Por: Diario Digital Castelo Branco/Lusa
As fontes do consórcio confirmaram que o valor que se exige a Portugal corresponde ao gasto com a preparação dos estudos e da posterior oferta para o concurso, que Portugal suspendeu por razões “técnicas e financeiras”.
As fontes contactadas pela Lusa em Madrid não especificaram o modo como será reclamado o montante em causa.

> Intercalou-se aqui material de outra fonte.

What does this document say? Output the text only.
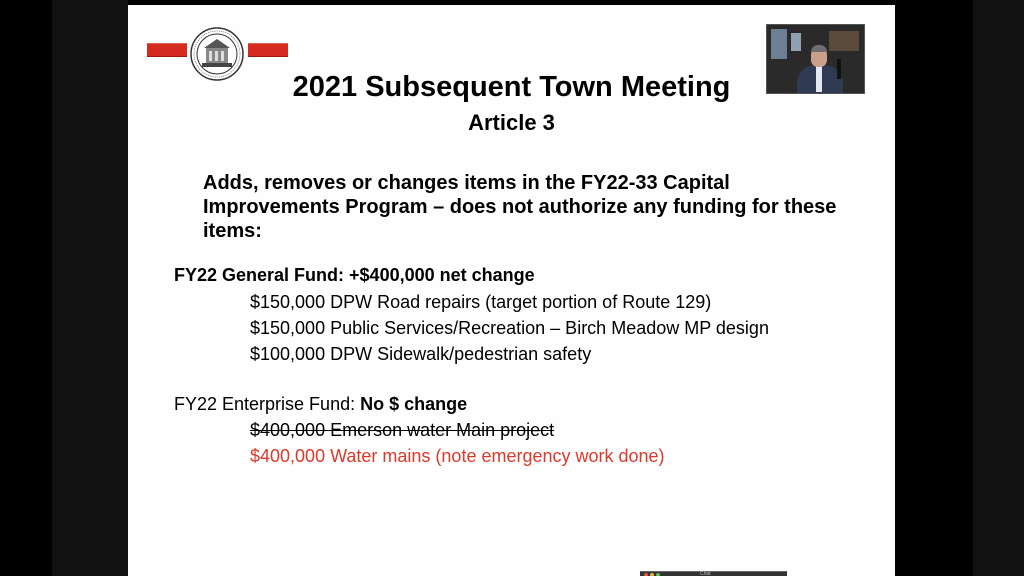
2021 Subsequent Town Meeting
Article 3
Adds, removes or changes items in the FY22-33 Capital Improvements Program – does not authorize any funding for these items:
FY22 General Fund: +$400,000 net change
$150,000 DPW Road repairs (target portion of Route 129)
$150,000 Public Services/Recreation – Birch Meadow MP design
$100,000 DPW Sidewalk/pedestrian safety
FY22 Enterprise Fund: No $ change
$400,000 Emerson water Main project
$400,000 Water mains (note emergency work done)
Chat
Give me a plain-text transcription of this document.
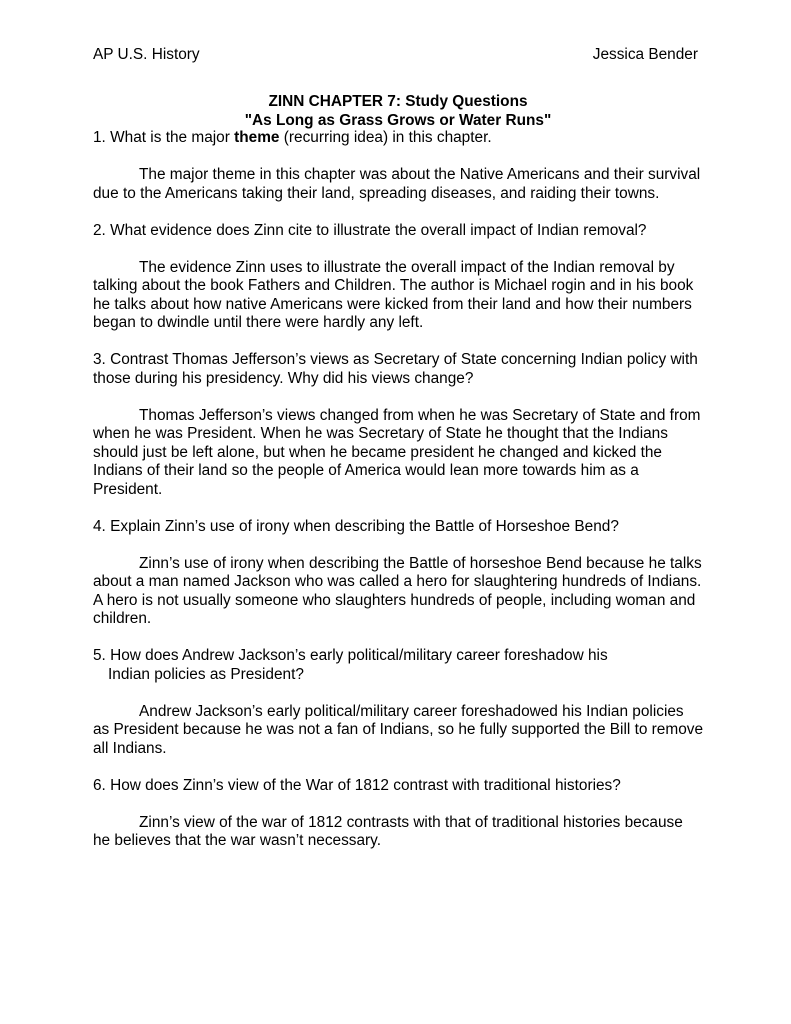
AP U.S. History	Jessica Bender
ZINN CHAPTER 7: Study Questions
"As Long as Grass Grows or Water Runs"

1. What is the major theme (recurring idea) in this chapter.

The major theme in this chapter was about the Native Americans and their survival due to the Americans taking their land, spreading diseases, and raiding their towns.

2. What evidence does Zinn cite to illustrate the overall impact of Indian removal?

The evidence Zinn uses to illustrate the overall impact of the Indian removal by talking about the book Fathers and Children. The author is Michael rogin and in his book he talks about how native Americans were kicked from their land and how their numbers began to dwindle until there were hardly any left.

3. Contrast Thomas Jefferson’s views as Secretary of State concerning Indian policy with those during his presidency. Why did his views change?

Thomas Jefferson’s views changed from when he was Secretary of State and from when he was President. When he was Secretary of State he thought that the Indians should just be left alone, but when he became president he changed and kicked the Indians of their land so the people of America would lean more towards him as a President.

4. Explain Zinn’s use of irony when describing the Battle of Horseshoe Bend?

Zinn’s use of irony when describing the Battle of horseshoe Bend because he talks about a man named Jackson who was called a hero for slaughtering hundreds of Indians. A hero is not usually someone who slaughters hundreds of people, including woman and children.

5. How does Andrew Jackson’s early political/military career foreshadow his
Indian policies as President?

Andrew Jackson’s early political/military career foreshadowed his Indian policies as President because he was not a fan of Indians, so he fully supported the Bill to remove all Indians.

6. How does Zinn’s view of the War of 1812 contrast with traditional histories?

Zinn’s view of the war of 1812 contrasts with that of traditional histories because he believes that the war wasn’t necessary.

Há exatamente seis meses, o Governo decidiu anular o concurso público internacional relativo à construção do TGV no troço Lisboa-Poceirão.
Num despacho publicado em Diário da República a 17 de setembro, o executivo justifica a decisão com a “significativa e progressiva degradação da conjuntura económica e financeira” de Portugal, situação decorrente da “grave e conhecida crise financeira mundial”.
Nesse altura, fonte do grupo FCC disse à Lusa que o consórcio recebera uma notificação do Governo português de “não adjudicação do concurso público internacional” para o troço Lisboa-Poceirão da ligação de alta velocidade.
O agrupamento Tave Tejo integra a espanhola FCC (26 por cento), as portuguesas Ramalho Rosa-Cobetar (um por cento) e Conduril (nove por cento) e os italianos da Impregilo (25 por cento) e da Cimolai (quatro por cento), bem como a sociedade gestora de participações sociais EHST - European High Speed Trains (35 por cento).